AID-N - Advanced Heath and Disaster Aid Network
Johns Hopkins University's Applied Physics Laboratory has developed an advanced high performance communication network to facilitate collaboration among local public health officials, first responders, disease surveillance systems, etc. to respond to public health emergencies. Steady advances in wireless networking, medical sensors, and interoperability software have created exciting possibilities for improving the way we provide emergency care. The Advanced Health and Disaster Aid Network (AID-N), developed at the Johns Hopkins University Applied Physics Laboratory, explores and showcases how these advances in technology can be employed to assist victims and responders in times of emergency.
Researchers have developed a system that facilitates collaborative and time-critical patient care in the emergency response community. During a mass casualty disaster, one of the most urgent problems at the scene is the overwhelming number of patients that must be monitored and tracked by each first responder. The ability to automate these tasks could greatly relieve the workload for each responder, increase the quality and quantity of patient care, and more efficiently deliver patients to the hospital. The AID-N system accomplishes this through the following technologies:
• Wearable sensors to sense and record vital signs into an electronic patient record database. This dramatically improves the current time-consuming process of manually recording vital signs onto paper pre-hospital care reports and then converting the reports into electronic form for the hospitals.
• Pre-hospital patient care software with algorithms to continuously monitor patients’ vital signs and alert the first responders of critical changes.
• A secure web portal that allows authenticated users to collaborate and share real-time patient information.
In order to understand user needs, researchers at JHU-APL collaborated with physicians and nurses at Suburban Hospital Emergency Department (Bethesda, Maryland), physicians and bioinformatics experts at the Johns Hopkins Pediatric Trauma Center (Baltimore, Maryland), and first responders in the local area. As indicated in the figure above, a wearable computer was attached to the patient's wrist and then formed an ad hoc wireless network with the portable tablet PC. A GPS device on the mote provided the
patient's geolocation. A pulse oximeter sensor on the patient’s finger measured heart rate (HR) and blood oxygenation level (SpO2) of the patient. The tablet PC was harnessed to the first responder in a weatherproof and anti-glare casing. This packaging allowed it to be used during rainy days or under bright sunlight.
The mote on the patient's wrist regularly transmitted vitals in real-time to the first responder’s tablet device. The transmission used the TinyOS Active Message protocol, which is based on the IEEE 802.15.4 standard. The device used for this application implemented Crossbow's MICAz Mote platform. The system required little setup time. Each medic carried many mote packages and distributed them to the patients. Each mote came with a pre-attached paper triage tag. When the patient was first triaged, the medic would strap the mote wristband on the patient, place the finger sensor on the patient’s finger, and would tear the triage tag to patient’s triage category (red/yellow/green).
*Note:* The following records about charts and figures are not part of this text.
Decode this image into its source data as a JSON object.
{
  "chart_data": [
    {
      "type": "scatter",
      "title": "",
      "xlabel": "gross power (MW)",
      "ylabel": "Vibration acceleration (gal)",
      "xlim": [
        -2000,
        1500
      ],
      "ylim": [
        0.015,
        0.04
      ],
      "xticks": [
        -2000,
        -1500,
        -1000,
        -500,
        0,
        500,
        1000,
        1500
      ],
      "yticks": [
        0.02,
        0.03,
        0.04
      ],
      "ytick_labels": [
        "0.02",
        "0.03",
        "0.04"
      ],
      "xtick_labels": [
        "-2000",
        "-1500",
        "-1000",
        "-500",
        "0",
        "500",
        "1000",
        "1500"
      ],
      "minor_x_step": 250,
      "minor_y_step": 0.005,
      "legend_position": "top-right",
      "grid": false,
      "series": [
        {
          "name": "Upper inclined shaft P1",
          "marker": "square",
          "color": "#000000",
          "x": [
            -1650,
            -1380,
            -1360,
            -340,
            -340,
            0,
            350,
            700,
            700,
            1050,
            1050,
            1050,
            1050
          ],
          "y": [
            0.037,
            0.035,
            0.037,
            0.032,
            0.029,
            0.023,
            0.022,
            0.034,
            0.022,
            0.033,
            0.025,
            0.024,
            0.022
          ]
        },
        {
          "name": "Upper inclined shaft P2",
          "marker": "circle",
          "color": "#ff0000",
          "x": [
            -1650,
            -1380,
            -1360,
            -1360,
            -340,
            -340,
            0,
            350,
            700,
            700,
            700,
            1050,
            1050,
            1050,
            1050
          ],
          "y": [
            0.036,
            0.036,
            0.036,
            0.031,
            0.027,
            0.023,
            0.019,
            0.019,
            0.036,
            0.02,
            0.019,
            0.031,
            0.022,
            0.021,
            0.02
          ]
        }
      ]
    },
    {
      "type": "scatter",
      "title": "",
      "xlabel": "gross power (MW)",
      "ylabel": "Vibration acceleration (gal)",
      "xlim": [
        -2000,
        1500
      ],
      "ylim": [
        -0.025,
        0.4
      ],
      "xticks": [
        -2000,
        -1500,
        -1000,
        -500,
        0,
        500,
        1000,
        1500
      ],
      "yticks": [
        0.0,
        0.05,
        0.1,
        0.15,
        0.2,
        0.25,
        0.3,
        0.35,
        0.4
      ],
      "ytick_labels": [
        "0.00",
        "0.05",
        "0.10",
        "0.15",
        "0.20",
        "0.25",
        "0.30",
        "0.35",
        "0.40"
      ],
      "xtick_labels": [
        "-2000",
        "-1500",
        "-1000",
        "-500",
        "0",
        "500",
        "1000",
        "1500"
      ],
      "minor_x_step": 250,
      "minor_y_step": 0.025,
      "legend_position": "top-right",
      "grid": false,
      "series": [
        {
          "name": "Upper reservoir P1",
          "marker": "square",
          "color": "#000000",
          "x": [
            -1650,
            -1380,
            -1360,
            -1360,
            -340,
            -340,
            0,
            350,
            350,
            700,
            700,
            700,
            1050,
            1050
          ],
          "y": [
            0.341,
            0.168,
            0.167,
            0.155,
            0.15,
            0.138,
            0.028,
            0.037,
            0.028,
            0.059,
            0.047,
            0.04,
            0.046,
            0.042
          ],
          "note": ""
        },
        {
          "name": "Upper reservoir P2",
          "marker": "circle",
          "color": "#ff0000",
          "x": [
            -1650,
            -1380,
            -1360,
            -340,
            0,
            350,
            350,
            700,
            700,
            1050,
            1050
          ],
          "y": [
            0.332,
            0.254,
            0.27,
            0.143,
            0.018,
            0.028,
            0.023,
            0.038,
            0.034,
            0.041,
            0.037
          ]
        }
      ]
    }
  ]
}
The mote would automatically start transmitting data to the medic’s tablet PC.
These wearable sensors were integrated with a pre-hospital patient care software package (MICHAELS) created by the OPTIMUS Corporation. MICHAELS ran on the first responder’s tablet PC. MICHAELS was modified to automatically record and analyze the patients’ vital signs and alert the first responder of abnormal changes. It also transmitted the patient's information in real time to a central server that hosted the patient record database. The tablet PC required a network connection to communicate with the central server. In this implementation, researchers took advantage of Verizon’s EVDO coverage in the Washington, D.C., Metropolitan Area. The tablet PCs used EVDO wireless cards to attain network connectivity at high data rates from anywhere in the greater Washington area. The tablet PC regularly transmitted vitals data and alerts for multiple patients to the electronic patient record database via the wireless network. If network connectivity was unavailable, the patient monitor and alert system on the tablet PC continued to operate. When an anomaly was detected, the medic’s software application generated an alert in the user interface, and an LED on the patient’s mote turned on. The medic could then locate the patient by selecting to view a map of the disaster scene marked with the GPS location of each patient. The medic could also select a “sound alert” feature that will sound a buzzer and blink an LED on the mote.
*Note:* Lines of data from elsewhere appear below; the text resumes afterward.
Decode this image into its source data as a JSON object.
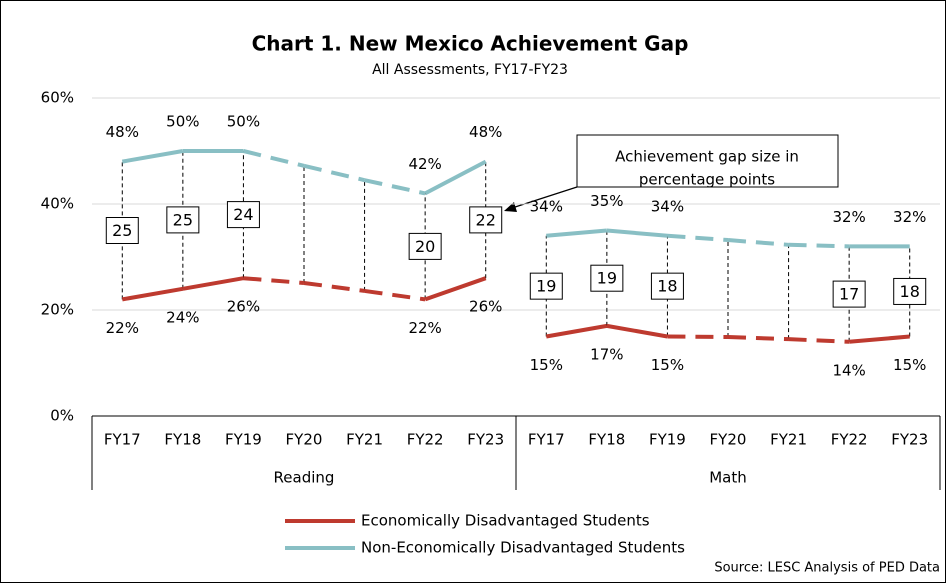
{
  "chart_data": {
    "type": "line",
    "title": "Chart 1. New Mexico Achievement Gap",
    "subtitle": "All Assessments, FY17-FY23",
    "source": "Source: LESC Analysis of PED Data",
    "annotation": [
      "Achievement gap size in",
      "percentage points"
    ],
    "categories": [
      "FY17",
      "FY18",
      "FY19",
      "FY20",
      "FY21",
      "FY22",
      "FY23",
      "FY17",
      "FY18",
      "FY19",
      "FY20",
      "FY21",
      "FY22",
      "FY23"
    ],
    "groups": [
      {
        "name": "Reading",
        "size": 7
      },
      {
        "name": "Math",
        "size": 7
      }
    ],
    "series": [
      {
        "name": "Economically Disadvantaged Students",
        "color": "#be3a2f",
        "values": [
          22,
          24,
          26,
          25.1,
          23.6,
          22,
          26,
          15,
          17,
          15,
          14.9,
          14.5,
          14,
          15
        ],
        "value_labels": [
          "22%",
          "24%",
          "26%",
          null,
          null,
          "22%",
          "26%",
          "15%",
          "17%",
          "15%",
          null,
          null,
          "14%",
          "15%"
        ]
      },
      {
        "name": "Non-Economically Disadvantaged Students",
        "color": "#89bfc4",
        "values": [
          48,
          50,
          50,
          47.2,
          44.5,
          42,
          48,
          34,
          35,
          34,
          33.2,
          32.3,
          32,
          32
        ],
        "value_labels": [
          "48%",
          "50%",
          "50%",
          null,
          null,
          "42%",
          "48%",
          "34%",
          "35%",
          "34%",
          null,
          null,
          "32%",
          "32%"
        ]
      }
    ],
    "gaps": [
      25,
      25,
      24,
      null,
      null,
      20,
      22,
      19,
      19,
      18,
      null,
      null,
      17,
      18
    ],
    "ylim": [
      0,
      60
    ],
    "yticks": [
      {
        "value": 0,
        "label": "0%"
      },
      {
        "value": 20,
        "label": "20%"
      },
      {
        "value": 40,
        "label": "40%"
      },
      {
        "value": 60,
        "label": "60%"
      }
    ],
    "grid": true
  }
}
The AID-N system has great potential in improving problems in today’s emergency response system, especially in plans to deal with mass casualty disasters. The team at Johns Hopkin's Applied Physics Lab collaborated extensively with medical professionals in the area to build a prototype that met their greatest needs when designing the system. The key activities which could be improved using AID-N are patient monitoring, record generation and remote record review. AID-N has constructed hardware and software prototypes to address these areas, and shows promise in improving the efficiency of emergency personnel for these activities.